Точно так же боялся гибели, если не будет писать драмы, и Гёте в эпоху своей любви к Лили, а также и многие другие поэты, которые думают, что надо убить или своего героя, или самого себя, причём в лице фиктивного героя они обрекаются на мучения только символически (in effigie), только через безопасное и очень смягченное символическое самопожертвование. (Яворов говорил: «Из моей души всегда исчезало страдание, если я находил слово высказать его. Смело могу сказать тебе, что или я, или мой герой должны были покончить жизнь самоубийством. Но так как герой кончает самоубийством, я могу жить за его счёт» [424].) Искусство, творчество как-то снимают личные страдания, освобождают от них безопасным и благородным способом. «Под освобождением, — говорит Геббель, — я мыслю акт, когда стихотворение, которое непременно коренится и должно корениться в субъективной необходимости (если не хочет быть холодным и чтобы не остаться холодным), отделяется, так сказать, от своей пуповины» [425]. Поэтому в начале 1837 г. Геббель как раз высказывает горячее желание найти более значительный сюжет, который бы послужил сосудом для того, что его волнует, так как без такой поэтической исповеди оно могло бы вернуться и разбить его [426].
Романист Франсуа Мориак свидетельствует по личному опыту: «Во многих книгах, которые читаю в эти дни, отсутствует то, что в моих глазах является существенным: необходимость. Их можно было и не писать. Их авторы не вынашивали их в себе как бремя, от которого надо освободиться любой ценой. Они писали свои книги только в силу ремесла. Что касается меня, то произведение связывает меня в той степени, в какой там отражается судьба» [427]. Как будто комментируя эту исповедь, Андре Моруа пишет: «Художественное произведение для художника является прежде всего освобождением (délivrance). Художник является человеком, который на протяжении своей жизни накопил чувства, которым не нашёл употребления в делах своих. Эти чувства душат его, переполняют его душу до предела; и как раз тогда, когда он почувствует необходимость освободиться от них, произведение выходит из него почти со спонтанной силой. Искусство для него является средством высказывания!». Даже аутентичная биография может возникнуть на том же основании. Она будет написана с чувством, намного естественнее, чем что-либо другое, потому что через чувства и приключения героя будут высказаны чувства самого биографа; она будет в известной мере автобиографией, загримированной под биографию. Самое меньшее, она будет такой в определённом случае, когда жизнь героя совпадает с жизнью писателя»[428].

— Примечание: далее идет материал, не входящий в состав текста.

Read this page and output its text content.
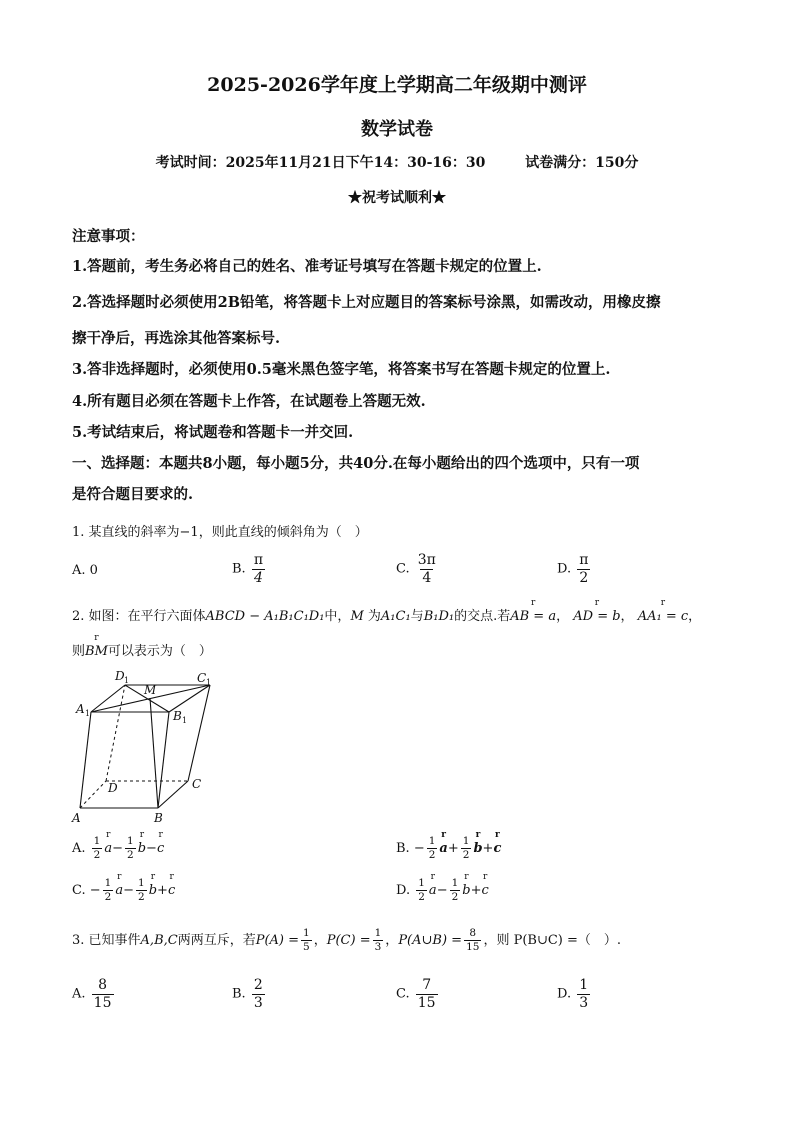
2025-2026学年度上学期高二年级期中测评
数学试卷
考试时间：2025年11月21日下午14：30-16：30	试卷满分：150分
★祝考试顺利★
注意事项：
1.答题前，考生务必将自己的姓名、准考证号填写在答题卡规定的位置上.
2.答选择题时必须使用2B铅笔，将答题卡上对应题目的答案标号涂黑，如需改动，用橡皮擦
擦干净后，再选涂其他答案标号.
3.答非选择题时，必须使用0.5毫米黑色签字笔，将答案书写在答题卡规定的位置上.
4.所有题目必须在答题卡上作答，在试题卷上答题无效.
5.考试结束后，将试题卷和答题卡一并交回.
一、选择题：本题共8小题，每小题5分，共40分.在每小题给出的四个选项中，只有一项
是符合题目要求的.
1. 某直线的斜率为−1，则此直线的倾斜角为（　）
A. 0	B. $\frac{\pi}{4}$	C. $\frac{3\pi}{4}$	D. $\frac{\pi}{2}$
2. 如图：在平行六面体ABCD − A₁B₁C₁D₁中，M 为A₁C₁与B₁D₁的交点.若r AB = a， r AD = b， r AA₁ = c，
则r BM可以表示为（　）
A	B
C
D
A 1	B 1
C 1
D 1
M
A. $\frac{1}{2}$ r $a- \frac{1}{2}$ r b−r c	B. − $\frac{1}{2}$ r $a+ \frac{1}{2}$ r b+r c
C. − $\frac{1}{2}$ r $a- \frac{1}{2}$ r b+r c	D. $\frac{1}{2}$ r $a- \frac{1}{2}$ r b+r c
3. 已知事件A,B,C两两互斥，若$P(A) = \frac{1}{5}$ ，$P(C) = \frac{1}{3}$ ，P(A∪B) = $\frac{8}{15}$ ，则 P(B∪C) =（　）.
A. $\frac{8}{15}$	B. $\frac{2}{3}$	C. $\frac{7}{15}$	D. $\frac{1}{3}$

С этой точки зрения мы понимаем, почему Вагнер делит творческий акт на две половины: одну, которую он называет «силой воспринимания» (Kraft des Empfängnisvermögens), и вторую, которую можно назвать «силой высказывания» (Kraft, des Mittheilungsdranges). Художник без остатка отдаётся впечатлениям и переживаниям, и как раз потому, что они превышают меру терпимого, он ищет выход в творчестве. В полноте этого излишка лежит тайна художественной силы, так как «она является не чем иным, как потребностью освободиться от наплыва впечатлений путём сообщения» [429]. Так и в письме к госпоже Везендонк от 10/IV—1860 г. Вагнер подчёркивает как основную черту художника его равнодушие ко времени и людям и его зависимость от «необходимости сбросить внутреннее бремя» (die Not der Entladung unseres Inneren).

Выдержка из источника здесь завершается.